God as Companion to Those Who Grieve
By John T. Schwiebert, MDiv
Surely one of the most painful losses a human being can encounter is the demise of a sense of self-worth, the loss of a perception of one’s purpose and meaning in life.
A person whom I met recently expressed the depth of his grief in a letter that reads in part, “I am a pathetic loser of a man, a failure at everything . . . I don’t know what to do. I am lost, in the dark, and I have no clues. I do not know where forward is anymore, and I’m not sure I know what hope is either.”
His despair and grief calls to mind the Biblical story of the prophet Elijah, as told in 1 Kings 19. There we are told that Elijah “went a day’s journey into the wilderness, and came and sat down under a solitary broom tree. He asked that he might die: ‘It is enough now, O LORD, take away my life, for I am no better than my ancestors.’”
Then we are told that Elijah lay down under the broom tree and fell asleep. Those who grieve soon learn that sleep can be received as a gracious gift and respite from the work of grief. As the psalmist says in Psalm 127:2, “It is in vain that you rise up early and sit up late, to eat the bread of sorrows: for [God] gives to his beloved sleep.” Sleep then, in seasons of grief, can be a reminder that God is with us in our sorrow.

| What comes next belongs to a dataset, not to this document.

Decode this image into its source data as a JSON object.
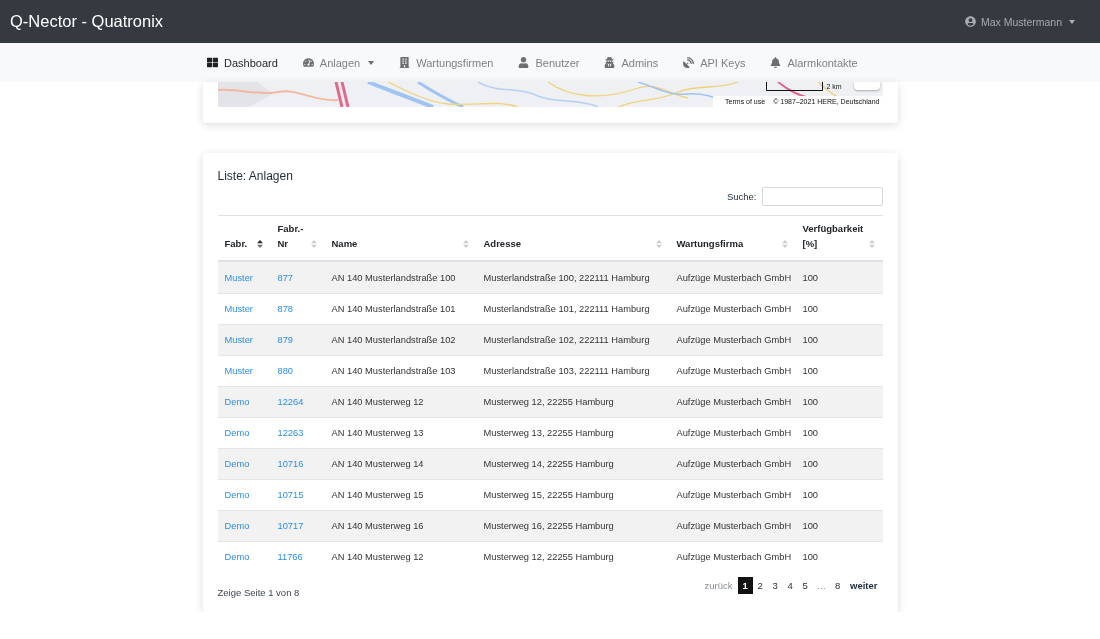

The further presence of God, for Elijah in his grief, is revealed in the very next sentence (1 Kings 19:5) where we are told that “Suddenly an angel touched him and said to him, ‘Get up and eat.’ He looked, and there at his head was a cake baked on hot stones, and a jar of water. He ate and drank, and lay down again. The angel of the LORD came a second time, and said, ‘Get up and eat, otherwise the journey will be too much for you.”
Thank God for those companions on our grief journey who, even today, are agents of God’s hospitality and hope when we are so immobilized by grief that we can’t tend to such essential needs as getting enough sleep and remembering to eat!
Next in the scripture story God provides a cave where Elijah can spend the night. And the following day God offers an opportunity for some honest conversation in which Elijah is free to express his fear and frustration and receive from God some suggestions that will help him to move beyond grief and find some new direction in a post bereavement future.
Perhaps as you read my re-telling of this ancient story you are thinking of persons who were God’s angel companions, sent to walk with you during some dark time in your own grief.
And have you also considered that God might be calling you to walk as companions with others as they are grieving? Remember, from the story we have shared, that being God’s angel for someone in grief is really quite simple. Mostly it involves offering hope by just being present.
But it can also mean offering a non-judgmental listening ear, allowing the bereaved person to speak of their fears, frustrations and feelings of hopelessness—without fear of criticism.
And it may mean offering a surprise gift of food [the traditional casserole perhaps!?] and other helpful services to help the bereaved person get through each day until they are ready to begin to resume these normal activities on their own.